Sans oublier les stands de grimage, des funambules, des clowns, des spectacles ouverts, des cabarets coquins (NDR : oui, oui, vous avez bien lu !), et cerise sur le gâteau une garderie pour celles et ceux qui veulent profiter sereinement du festival, sans avoir la marmaille dans les guiboles…
Tout comme l’an dernier, une puce électronique est intégrée au bracelet ; elle permet de se remplir la bedaine ou de charger son sang de malt sans plus devoir sortir la menue monnaie…
Et pour les fauchés, l’eau gratuite est disponible dans les différents bars. La seule condition : accorder un large sourire aux serveurs qui méritent bien ce petit clin d’œil.
Le LaSemo quitte doucement l’enfance pour entrer dans sa phase de consolidation. Il a fait ses gourmes ! Et les couacs qui ont fait craindre le pire, lors des éditions précédentes, ne sont plus que de l’histoire ancienne.
On regrettera toutefois amèrement l’absence de Jean-Jean, l’habituel géant givré de service chargé d’introduire avec humour et légèreté les artistes.
Rose, son antithèse, lui emboîte le pas. On espère pour une courte durée. Parce que Rose, on l’aime bien, mais faut pas exagérer quand même…
Ni son sac à main acheté aux fripes, ni son accent de ‘buksel’, ni sa taille (NDR : un mètre vingt, malgré les bras levés et les talons aiguilles) ne parviendront à concurrencer le charisme de son prédécesseur.
Enfin, soit ! Dame nature est généreuse depuis le début de l’été et le soleil frappe très fort.
Pas de temps à perdre ! On entend au loin une voix qui semble familière. Celle de Cédric Gervy.
Un habitué des lieux. Une mascotte même. C’est sa dixième fois en onze éditions ! Il a quitté sa casquette de prof de néerlandais pour revêtir celui de troubadour/chansonnier…
Un LaSemo sans Gervy, c’est comme si vous mangiez des frites sans sel. Impensable !

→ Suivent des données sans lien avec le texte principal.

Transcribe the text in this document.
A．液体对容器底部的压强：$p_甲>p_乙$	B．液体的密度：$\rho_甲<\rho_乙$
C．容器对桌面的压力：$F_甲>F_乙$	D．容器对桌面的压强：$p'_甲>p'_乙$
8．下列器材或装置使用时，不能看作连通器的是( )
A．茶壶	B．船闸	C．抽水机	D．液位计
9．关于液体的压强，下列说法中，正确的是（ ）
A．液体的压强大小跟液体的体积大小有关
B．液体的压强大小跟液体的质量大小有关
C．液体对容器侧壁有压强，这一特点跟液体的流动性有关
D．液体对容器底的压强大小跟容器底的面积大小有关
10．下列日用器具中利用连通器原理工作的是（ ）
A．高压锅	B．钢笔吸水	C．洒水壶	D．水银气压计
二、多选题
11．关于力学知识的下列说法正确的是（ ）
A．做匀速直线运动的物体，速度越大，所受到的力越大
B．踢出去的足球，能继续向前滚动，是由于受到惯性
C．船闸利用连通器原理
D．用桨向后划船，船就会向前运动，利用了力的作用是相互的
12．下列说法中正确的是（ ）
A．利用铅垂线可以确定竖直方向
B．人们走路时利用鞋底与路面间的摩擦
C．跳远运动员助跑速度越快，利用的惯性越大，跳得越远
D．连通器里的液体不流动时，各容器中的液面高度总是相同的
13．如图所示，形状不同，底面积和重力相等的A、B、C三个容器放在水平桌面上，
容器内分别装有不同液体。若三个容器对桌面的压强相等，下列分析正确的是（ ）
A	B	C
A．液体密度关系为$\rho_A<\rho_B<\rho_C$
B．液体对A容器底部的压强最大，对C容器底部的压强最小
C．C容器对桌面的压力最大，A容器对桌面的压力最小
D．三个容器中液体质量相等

Durant quelques années, il a milité au sein d’un projet collectif : Cedric (et les) Gervy, impliquant Mr Chapeau, le gratteur RenRadio et le drummer Tyler Von Durden. Courant 2009, ce dernier a été remplacé par The Robot.
Balayant d’un revers de la main cette quasi-étape obligée de starification, il a préféré mettre un terme à cette collaboration afin de poursuivre en solitaire la propagation de sa bonne humeur. Le titre « Putain, j’ai failli être connu » est éloquent à ce sujet.
Son fil conducteur, c’est le calembour. Mais pas que ! Parce que sa ligne de conduite va bien au-delà.
Chacune de ses chansons véhicule des messages forts et pertinents. Les thématiques sont souvent dénuées de tout stéréotype et bien éloignées de ce fameux ‘compromis à la Belge’.
Gervy, chanteur sérieux, mais sans prise de tête…
Il dépeint les problèmes sociétaux à travaux des thématiques choisies en fonction du moment (la crise, l’addiction aux jeux, …) Mais, ne dites surtout pas que c’est un chanteur engagé.
Détail intéressant, l’auditoire est composé d’une pyramide des âges très large. Des parents ont amené leur progéniture pour assister à ce show. C’est dire la popularité de ce mec. Tout a fait justifiée d’ailleurs…
Lui, ce n’est pas du sang qui coule dans ses veines, mais un savant mélange de bonne humeur et de joie de vivre.
Autant dire que ses concerts sont synonymes de franche rigolade. C’est une thérapie contre la morosité ambiante à lui tout seul. Faudrait même que la sécurité sociale rembourse chacune de ses prestations tant il fait du bien à l’âme. On en ressort complètement soulagé. La larme à l’œil même… mais pas de tristesse, car les fous rires sont légion…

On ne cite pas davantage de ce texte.